Das coisas que mais me aborrecem nesta coisa de ser enfermeira são os horários ( mas só às vezes, para outras coisas estes horários até dão jeito) e o facto de naquelas épocas especiais ou em dias em que a maioria está de descanso e folga  ( vulgo fins-de- semana) nós estamos a trabalhar. Supostamente teríamos direito a 1 fim-de-semana por mês, mas devido à falta de pessoal crónica que ninguém quer assumir ser verdadeira, ficamos com alguns direitos consagrados guardados nas prateleiras à espera que "ninguém desconfie". Assim, geralmente, o meu fim de semana é recortado entre turnos onde vou ajeitando a minha vida pessoal - já estive muito pior, queixo-me agora de barriga mais cheia, que em questão de horários isto já foi um descalabro total. Tanta conversa só para dizer que vão acontecer muitas coisas giras na minha vila, por estes dias, e eu, infelizmente, não vou poder assistir a muitas. Dia 5 vai haver uma aula solidária de Zumba e outra "daquelas modalidades de letras que eu nem desconfio o que será" ( mas deve ser bom e fazer-me pessimamente às costas e optimamente ao humor) eu não vou poder estar presente por que vou estar a trabalhar. Não sou adepta de Zumba ( só porque tenho a mania que gosto de coisas diferentes da  maioria ) mas tendo em conta que os donativos irão reverter em prol da Missão Coragem Associação, que tem como objectivo ajudar todas as mulheres com cancro de Mama, até ia. Sei que vai ser divertido porque é a minha professora de Kombat que dará o Zumba (  e que já não vejo à umas boas semanas porque os horários não estão a ajudar) . Porque a causa é nobre e porque gosto bastante da equipe de monitores ( são monitores ou professores? ) de ambas as modalidades tenho muita pena de não poder ir. Malditos horários!

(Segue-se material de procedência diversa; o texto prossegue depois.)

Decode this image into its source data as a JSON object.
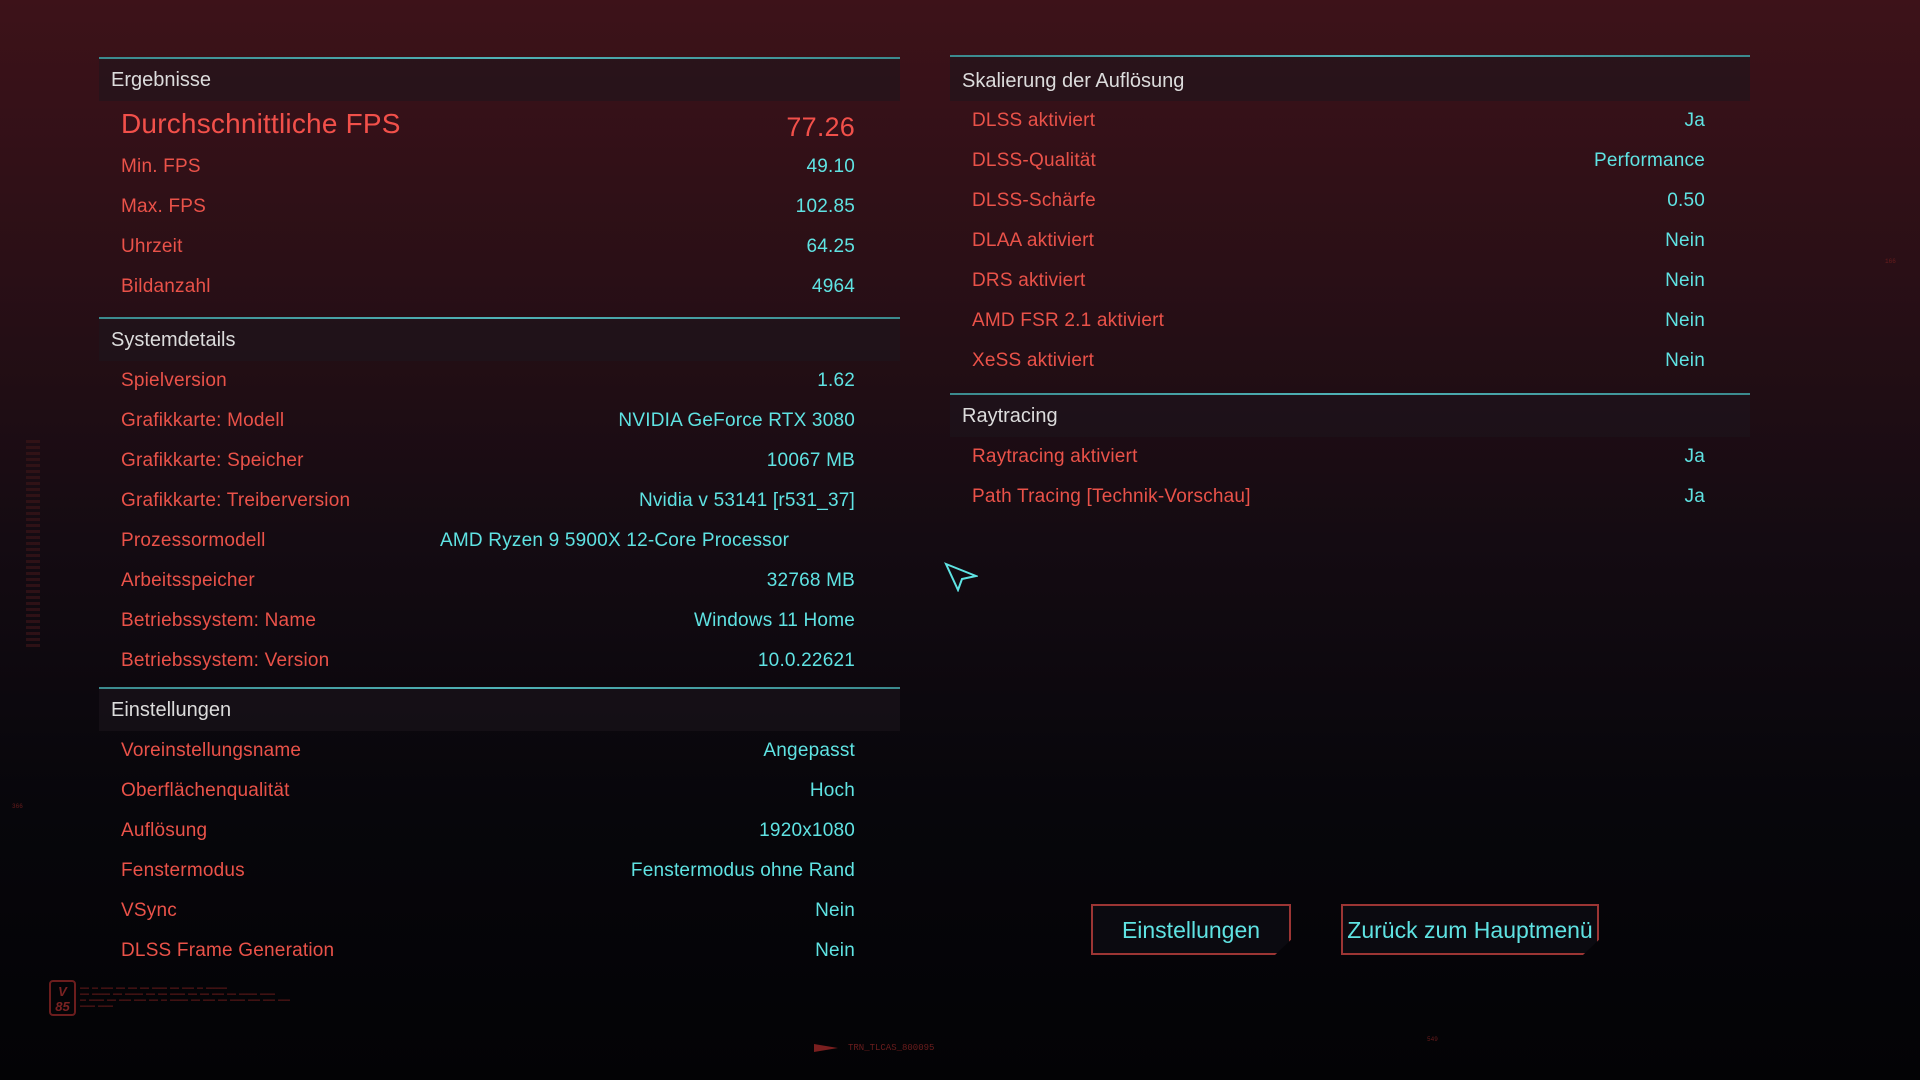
{
  "colors": {
    "label": "#ea5249",
    "value": "#5fe3e3",
    "accent_line": "#4fb2b6",
    "button_border": "#9c3534"
  },
  "results": {
    "title": "Ergebnisse",
    "headline": {
      "label": "Durchschnittliche FPS",
      "value": "77.26"
    },
    "rows": [
      {
        "label": "Min. FPS",
        "value": "49.10"
      },
      {
        "label": "Max. FPS",
        "value": "102.85"
      },
      {
        "label": "Uhrzeit",
        "value": "64.25"
      },
      {
        "label": "Bildanzahl",
        "value": "4964"
      }
    ]
  },
  "system": {
    "title": "Systemdetails",
    "rows": [
      {
        "label": "Spielversion",
        "value": "1.62"
      },
      {
        "label": "Grafikkarte: Modell",
        "value": "NVIDIA GeForce RTX 3080"
      },
      {
        "label": "Grafikkarte: Speicher",
        "value": "10067 MB"
      },
      {
        "label": "Grafikkarte: Treiberversion",
        "value": "Nvidia v 53141 [r531_37]"
      },
      {
        "label": "Prozessormodell",
        "value": "AMD Ryzen 9 5900X 12-Core Processor"
      },
      {
        "label": "Arbeitsspeicher",
        "value": "32768 MB"
      },
      {
        "label": "Betriebssystem: Name",
        "value": "Windows 11 Home"
      },
      {
        "label": "Betriebssystem: Version",
        "value": "10.0.22621"
      }
    ]
  },
  "settings": {
    "title": "Einstellungen",
    "rows": [
      {
        "label": "Voreinstellungsname",
        "value": "Angepasst"
      },
      {
        "label": "Oberflächenqualität",
        "value": "Hoch"
      },
      {
        "label": "Auflösung",
        "value": "1920x1080"
      },
      {
        "label": "Fenstermodus",
        "value": "Fenstermodus ohne Rand"
      },
      {
        "label": "VSync",
        "value": "Nein"
      },
      {
        "label": "DLSS Frame Generation",
        "value": "Nein"
      }
    ]
  },
  "scaling": {
    "title": "Skalierung der Auflösung",
    "rows": [
      {
        "label": "DLSS aktiviert",
        "value": "Ja"
      },
      {
        "label": "DLSS-Qualität",
        "value": "Performance"
      },
      {
        "label": "DLSS-Schärfe",
        "value": "0.50"
      },
      {
        "label": "DLAA aktiviert",
        "value": "Nein"
      },
      {
        "label": "DRS aktiviert",
        "value": "Nein"
      },
      {
        "label": "AMD FSR 2.1 aktiviert",
        "value": "Nein"
      },
      {
        "label": "XeSS aktiviert",
        "value": "Nein"
      }
    ]
  },
  "raytracing": {
    "title": "Raytracing",
    "rows": [
      {
        "label": "Raytracing aktiviert",
        "value": "Ja"
      },
      {
        "label": "Path Tracing [Technik-Vorschau]",
        "value": "Ja"
      }
    ]
  },
  "buttons": {
    "settings": "Einstellungen",
    "main_menu": "Zurück zum Hauptmenü"
  },
  "footer": {
    "badge": "V 85",
    "code": "TRN_TLCAS_800095",
    "tag_left": "366",
    "tag_right": "549",
    "tag_top_right": "166"
  },
  "icons": {
    "cursor": "pointer-arrow-icon",
    "code_marker": "triangle-flag-icon"
  }
}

sábado, 10 de outubro de 2015

A ver se a gente se entende...

Continuo a não perceber quando as pessoas não entendem que tudo muda. Às vezes as melhores intenções levam a acções com repercurções muito maiores ou piores do que se estava à espera. Por muito que nos esforcemos por ensinar alguma coisa a alguém por vezes isso que tentamos transmitir é percebido ou sentido de forma totalmente oposta e desproporcional e só conseguimos destruir o que outros alcançaram. Às vezes um caminho errado leva-nos para trás, muito para trás.  Enfim um desabafo de quem joga noutro campeonato.

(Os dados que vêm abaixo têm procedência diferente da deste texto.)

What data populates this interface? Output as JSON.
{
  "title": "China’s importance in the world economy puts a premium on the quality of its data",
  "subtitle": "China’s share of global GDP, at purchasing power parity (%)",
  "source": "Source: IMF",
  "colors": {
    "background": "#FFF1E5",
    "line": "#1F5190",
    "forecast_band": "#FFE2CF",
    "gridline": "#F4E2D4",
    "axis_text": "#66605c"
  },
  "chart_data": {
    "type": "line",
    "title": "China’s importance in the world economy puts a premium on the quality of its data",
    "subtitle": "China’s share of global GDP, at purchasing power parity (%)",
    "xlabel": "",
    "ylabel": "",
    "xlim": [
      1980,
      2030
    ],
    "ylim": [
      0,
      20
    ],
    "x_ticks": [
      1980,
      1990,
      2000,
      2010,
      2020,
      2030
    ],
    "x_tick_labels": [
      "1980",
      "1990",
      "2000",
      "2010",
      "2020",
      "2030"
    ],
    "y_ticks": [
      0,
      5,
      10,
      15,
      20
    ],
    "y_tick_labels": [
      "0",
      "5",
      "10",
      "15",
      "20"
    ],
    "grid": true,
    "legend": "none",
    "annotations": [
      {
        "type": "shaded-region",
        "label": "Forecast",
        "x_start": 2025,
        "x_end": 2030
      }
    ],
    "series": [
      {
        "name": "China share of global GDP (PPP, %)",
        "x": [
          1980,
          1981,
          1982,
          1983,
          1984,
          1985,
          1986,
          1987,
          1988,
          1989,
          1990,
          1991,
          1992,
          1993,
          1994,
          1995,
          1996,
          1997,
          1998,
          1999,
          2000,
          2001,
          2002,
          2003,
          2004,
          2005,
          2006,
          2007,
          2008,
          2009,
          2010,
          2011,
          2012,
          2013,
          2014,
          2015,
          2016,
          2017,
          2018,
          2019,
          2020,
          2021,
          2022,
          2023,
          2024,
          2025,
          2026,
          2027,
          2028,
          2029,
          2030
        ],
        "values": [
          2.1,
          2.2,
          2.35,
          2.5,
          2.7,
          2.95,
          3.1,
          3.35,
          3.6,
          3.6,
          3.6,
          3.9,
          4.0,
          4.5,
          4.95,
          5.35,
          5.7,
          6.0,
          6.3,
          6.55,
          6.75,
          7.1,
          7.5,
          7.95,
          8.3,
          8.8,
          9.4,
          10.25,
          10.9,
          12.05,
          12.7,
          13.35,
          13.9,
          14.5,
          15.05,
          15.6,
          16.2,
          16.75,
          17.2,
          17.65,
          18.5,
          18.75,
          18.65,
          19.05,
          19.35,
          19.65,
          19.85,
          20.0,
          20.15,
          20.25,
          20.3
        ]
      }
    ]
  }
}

Depois de fazer aquilo que é a minha última acção dos dias que correm ( tomar a minha dose de comprimidos diários, que me permitem viver mais ou menos bem) , finalmente consigo ter um bocadinho para mim, roubo-o ao tempo de descanso, mas entre uma coisa ou outra é necessário um tempo para sentir, só sentir, sem ser a dor física, entender-me.
Continuo a chegar ao fim do dia, com muita coisa por fazer, cansada. Por aqui quase nada está como gostaria que estivesse mas até a isso a gente se habitua ( os cabelos por pintar, as unhas ruidas e as calças do tempo da outra senhora nem me ficam assim tão mal) já desisti de deixar tempo para mim, não vale a pena. A agenda agora preenche-se com todos os compromissos sociais das crianças e nem para isso já tenho tempo. De todas as teorias modernas das que mais gosto é a de sair da zona de conforto e a dos objectivos. Sair, gostava e também me dava jeito um bocadinho mais de conforto. Quanto aos objectivos tenho muitos sendo que o mais premente está mau de ver. Perdidos que foram os óculos , há uns meses atrás, aguardo a disponibilidade para uns novos. Isso e uma corrente de distribuição para não começar a ir a pé, silveiras acima. É uma questão de prioridades e essas eu aprendi bem o que eram e as suas consequências quando mal equacionadas.
Não vale a pena chorar sobre o leite derramado mas também não vale a pena ficar à espera de uma coisa que já não existe. Há quem tenha a oportunidade da sua vida mas prefira enchovalhar a raspadinha e jogá-la no lixo. Quuando vai buscá-la já está estragada. Não serve de nada.  Capisce?

O bom de tudo isto? Saber que tenho uma dupla oportunidade de ensinar 2 pequenas pessoas o que é realmente importante na vida. E esse é o meu grande objectivo, para que não passem o que passei. O resto, para mim, são balelas. De boas intenções, está o inferno cheio.